In another scene, the middle-class protagonists watch a working-class woman hanging out washing and tell themselves that if there was any hope for freedom, it lay in "the proles" (members of the mass underclass, like that woman). But the way they look at her and talk about her is dehumanizing.

It's probably easier to just read 1984 yourself and make up your own mind. it's not a very long book.

[–] [email protected] 5 points 3 days ago* (last edited 3 days ago) (2 children)

Isn't Julia a member of some sort of anti-sex league, meaning there's a lot of bad faith involved in their relationship from the get go?

Also with respect to the attitudes on women and proles, although I don't think it's entirely written in the character's point of view it feels like there's a lot of unreliable narration going on, or at least you get a lot of stuff from the perspective of a person who grew up in one of the most absurdly totalitarian regimes in literature. Which is to say, it didn't feel prescriptive most of the time to me.

See also: "proles", as in the contempt is baked in to the language, which we know the regime is actively trying to hold in a tight leash.

[–] [email protected] 3 points 3 days ago (1 children)

I don't think it's a coincidence that the only viewpoint you get is that of a middle class bureaucrat. It's the assumed audience, and it's where Orwell would place himself as well. The narrative loses a lot of impact if you align yourself with the proles. Winston could live a real life if he really wanted to. I don't think this point is intended by the novel.

Isn’t Julia a member of some sort of anti-sex league, meaning there’s a lot of bad faith involved in their relationship from the get go?

That's a problem in itself, don't you think? It's all very "Feminists hate sex and they want to erase the differences between the genders". Julia gets a taste of freedom and her right place in the world by putting on makeup and girly clothes and having a lot of sex.

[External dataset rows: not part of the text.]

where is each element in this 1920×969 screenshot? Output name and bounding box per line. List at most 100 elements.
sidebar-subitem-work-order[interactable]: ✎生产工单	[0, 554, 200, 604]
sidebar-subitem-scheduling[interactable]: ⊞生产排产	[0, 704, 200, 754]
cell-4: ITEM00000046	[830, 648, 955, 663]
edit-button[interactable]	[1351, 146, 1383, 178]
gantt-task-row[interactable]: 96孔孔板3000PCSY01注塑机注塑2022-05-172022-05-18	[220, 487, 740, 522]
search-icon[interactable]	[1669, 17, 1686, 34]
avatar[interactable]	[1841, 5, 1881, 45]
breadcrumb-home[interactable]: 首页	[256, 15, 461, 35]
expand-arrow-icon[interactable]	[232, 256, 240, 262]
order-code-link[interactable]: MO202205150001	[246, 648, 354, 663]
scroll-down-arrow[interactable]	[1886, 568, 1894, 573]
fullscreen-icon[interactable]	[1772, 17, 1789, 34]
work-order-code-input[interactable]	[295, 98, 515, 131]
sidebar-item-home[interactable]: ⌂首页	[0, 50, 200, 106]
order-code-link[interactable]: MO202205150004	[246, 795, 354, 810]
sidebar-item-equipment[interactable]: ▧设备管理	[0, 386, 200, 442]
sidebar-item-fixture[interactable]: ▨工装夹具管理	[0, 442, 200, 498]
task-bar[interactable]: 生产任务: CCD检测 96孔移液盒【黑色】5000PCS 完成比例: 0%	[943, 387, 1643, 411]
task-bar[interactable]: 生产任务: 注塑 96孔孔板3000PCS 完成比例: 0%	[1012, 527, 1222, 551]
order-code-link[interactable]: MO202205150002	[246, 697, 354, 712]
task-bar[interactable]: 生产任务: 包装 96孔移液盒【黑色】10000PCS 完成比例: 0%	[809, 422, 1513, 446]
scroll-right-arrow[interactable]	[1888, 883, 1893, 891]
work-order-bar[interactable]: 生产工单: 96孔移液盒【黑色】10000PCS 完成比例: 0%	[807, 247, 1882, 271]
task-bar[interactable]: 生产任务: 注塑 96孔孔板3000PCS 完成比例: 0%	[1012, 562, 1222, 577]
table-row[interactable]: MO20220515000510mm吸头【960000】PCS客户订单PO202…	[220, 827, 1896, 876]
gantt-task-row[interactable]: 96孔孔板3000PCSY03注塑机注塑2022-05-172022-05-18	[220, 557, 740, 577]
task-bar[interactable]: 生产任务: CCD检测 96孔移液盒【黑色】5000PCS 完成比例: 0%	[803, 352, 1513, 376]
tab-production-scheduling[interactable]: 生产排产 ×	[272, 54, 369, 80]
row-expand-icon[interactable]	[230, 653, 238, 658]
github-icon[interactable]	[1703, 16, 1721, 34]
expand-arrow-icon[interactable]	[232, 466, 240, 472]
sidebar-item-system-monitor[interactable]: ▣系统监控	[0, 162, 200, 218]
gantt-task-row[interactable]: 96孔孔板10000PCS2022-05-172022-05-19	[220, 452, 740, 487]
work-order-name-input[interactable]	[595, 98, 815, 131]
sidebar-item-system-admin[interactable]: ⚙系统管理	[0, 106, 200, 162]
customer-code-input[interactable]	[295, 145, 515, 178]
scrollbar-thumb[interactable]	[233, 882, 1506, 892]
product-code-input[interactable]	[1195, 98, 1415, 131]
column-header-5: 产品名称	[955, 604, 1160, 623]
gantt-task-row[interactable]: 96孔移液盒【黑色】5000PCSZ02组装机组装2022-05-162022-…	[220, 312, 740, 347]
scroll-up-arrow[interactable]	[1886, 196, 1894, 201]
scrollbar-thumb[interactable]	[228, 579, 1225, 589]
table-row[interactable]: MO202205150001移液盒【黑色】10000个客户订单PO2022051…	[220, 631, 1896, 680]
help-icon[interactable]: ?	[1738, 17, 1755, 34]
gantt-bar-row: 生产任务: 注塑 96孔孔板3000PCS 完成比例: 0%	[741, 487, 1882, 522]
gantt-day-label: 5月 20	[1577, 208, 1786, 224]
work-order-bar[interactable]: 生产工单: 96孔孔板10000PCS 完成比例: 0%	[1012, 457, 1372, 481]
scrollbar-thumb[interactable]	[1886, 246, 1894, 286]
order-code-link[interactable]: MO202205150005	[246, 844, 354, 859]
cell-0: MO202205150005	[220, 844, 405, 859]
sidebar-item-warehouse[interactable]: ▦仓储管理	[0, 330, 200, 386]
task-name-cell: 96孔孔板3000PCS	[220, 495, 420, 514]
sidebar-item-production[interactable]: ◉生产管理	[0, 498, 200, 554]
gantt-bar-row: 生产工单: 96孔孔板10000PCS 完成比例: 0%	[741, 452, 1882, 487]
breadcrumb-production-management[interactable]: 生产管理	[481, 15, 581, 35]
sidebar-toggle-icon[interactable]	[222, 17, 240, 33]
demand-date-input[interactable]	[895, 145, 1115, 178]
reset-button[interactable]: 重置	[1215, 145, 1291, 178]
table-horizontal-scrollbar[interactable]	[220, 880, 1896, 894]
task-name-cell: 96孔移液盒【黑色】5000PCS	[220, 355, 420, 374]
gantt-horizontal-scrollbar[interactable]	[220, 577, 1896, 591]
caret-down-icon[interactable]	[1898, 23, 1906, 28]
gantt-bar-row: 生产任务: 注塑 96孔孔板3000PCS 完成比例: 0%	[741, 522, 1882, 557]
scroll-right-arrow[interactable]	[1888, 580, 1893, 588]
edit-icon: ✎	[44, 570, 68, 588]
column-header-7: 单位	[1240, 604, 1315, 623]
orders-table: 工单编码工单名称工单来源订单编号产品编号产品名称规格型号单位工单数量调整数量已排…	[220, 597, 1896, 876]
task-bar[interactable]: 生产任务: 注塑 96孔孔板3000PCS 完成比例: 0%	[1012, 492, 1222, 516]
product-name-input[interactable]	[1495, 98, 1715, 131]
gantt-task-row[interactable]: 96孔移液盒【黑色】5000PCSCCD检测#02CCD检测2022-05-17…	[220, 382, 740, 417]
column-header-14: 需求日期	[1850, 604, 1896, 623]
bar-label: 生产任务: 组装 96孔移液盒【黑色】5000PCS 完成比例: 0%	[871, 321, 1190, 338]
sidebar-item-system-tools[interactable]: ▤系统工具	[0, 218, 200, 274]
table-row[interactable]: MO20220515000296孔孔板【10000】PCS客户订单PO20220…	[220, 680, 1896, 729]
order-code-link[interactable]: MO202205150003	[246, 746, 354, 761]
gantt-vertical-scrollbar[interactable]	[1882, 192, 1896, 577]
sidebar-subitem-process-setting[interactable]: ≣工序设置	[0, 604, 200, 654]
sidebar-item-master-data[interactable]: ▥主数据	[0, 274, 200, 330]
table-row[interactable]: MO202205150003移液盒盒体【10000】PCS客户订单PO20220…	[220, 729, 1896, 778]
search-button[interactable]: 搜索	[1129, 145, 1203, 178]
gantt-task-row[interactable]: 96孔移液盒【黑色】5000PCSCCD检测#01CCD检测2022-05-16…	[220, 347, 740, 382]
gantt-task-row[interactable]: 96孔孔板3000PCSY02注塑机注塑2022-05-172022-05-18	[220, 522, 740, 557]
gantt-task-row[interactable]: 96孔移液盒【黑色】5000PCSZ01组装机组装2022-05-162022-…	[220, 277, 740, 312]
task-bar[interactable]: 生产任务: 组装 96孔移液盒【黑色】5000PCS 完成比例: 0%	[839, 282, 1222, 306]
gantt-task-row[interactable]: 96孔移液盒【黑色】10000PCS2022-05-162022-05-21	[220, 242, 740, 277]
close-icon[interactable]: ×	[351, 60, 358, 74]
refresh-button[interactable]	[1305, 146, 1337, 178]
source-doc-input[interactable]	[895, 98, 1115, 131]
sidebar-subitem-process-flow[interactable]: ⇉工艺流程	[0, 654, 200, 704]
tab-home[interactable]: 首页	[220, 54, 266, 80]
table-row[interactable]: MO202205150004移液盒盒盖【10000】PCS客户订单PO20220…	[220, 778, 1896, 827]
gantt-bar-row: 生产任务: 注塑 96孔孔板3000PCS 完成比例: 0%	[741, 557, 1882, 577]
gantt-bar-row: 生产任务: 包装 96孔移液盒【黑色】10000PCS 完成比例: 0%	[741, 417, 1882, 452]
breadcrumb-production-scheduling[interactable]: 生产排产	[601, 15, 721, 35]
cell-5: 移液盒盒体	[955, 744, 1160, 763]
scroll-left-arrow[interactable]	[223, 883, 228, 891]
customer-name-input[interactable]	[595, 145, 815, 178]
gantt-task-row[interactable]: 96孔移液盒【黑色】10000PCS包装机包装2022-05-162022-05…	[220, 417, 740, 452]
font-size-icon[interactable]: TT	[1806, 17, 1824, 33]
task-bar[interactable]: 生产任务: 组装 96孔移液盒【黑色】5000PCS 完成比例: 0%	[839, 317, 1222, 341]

Her lips were deeply reddened, her cheeks rouged, her nose powdered; there was even a touch of something under the eyes to make them brighter. It was not very skillfully done, but Winston’s standards in such matters were not high. He had never before seen or imagined a woman of the Party with cosmetics on her face. The improvement in her appearance was startling. With just a few dabs of color in the right places she had become not only very much prettier, but, above, all, far more feminine.

Also she's a flighty moron.

[–] [email protected] 2 points 1 day ago* (last edited 1 day ago)

That’s a problem in itself, don’t you think? It’s all very “Feminists hate sex and they want to erase the differences between the genders”. Julia gets a taste of freedom and her right place in the world by putting on makeup and girly clothes and having a lot of sex.

It's been to long for me to be able to tell if that applies to the general context of Orwell's views (which apparently I'm not sufficiently aware of) or if it's also a significant issue with 1984. In principle having the woman character employ cargo cult femininity in a desperate attempt at self expression shouldn't be unsalvageabl. Being the only woman with a speaking part and also a ditz less so.

Winston being a self-aggrandizing tit who needs things explained to him a lot so the author can soapbox was the sum of my reaction to the character, that he was also supposed to be relatable beyond the basics of his clash with authoritarianship certainly puts a different spin on things.

[–] [email protected] 3 points 3 days ago (2 children)

I have not read it in ages, but did hear somebody has written something (not sure if book or play or etc) of the book from Julias perspective.

[–] [email protected] 3 points 3 days ago

To be clear, I mean to say that in society where it's life or death to be highly guarded and suspicious of everyone any romantic relationship is necessarily poisoned.

Plus I think there's a whole thing in the book about things being so restricted that fucking for fun is in itself an act of rebellion and thus another thing your partner has over you if they happen to need to give something up to the authorities.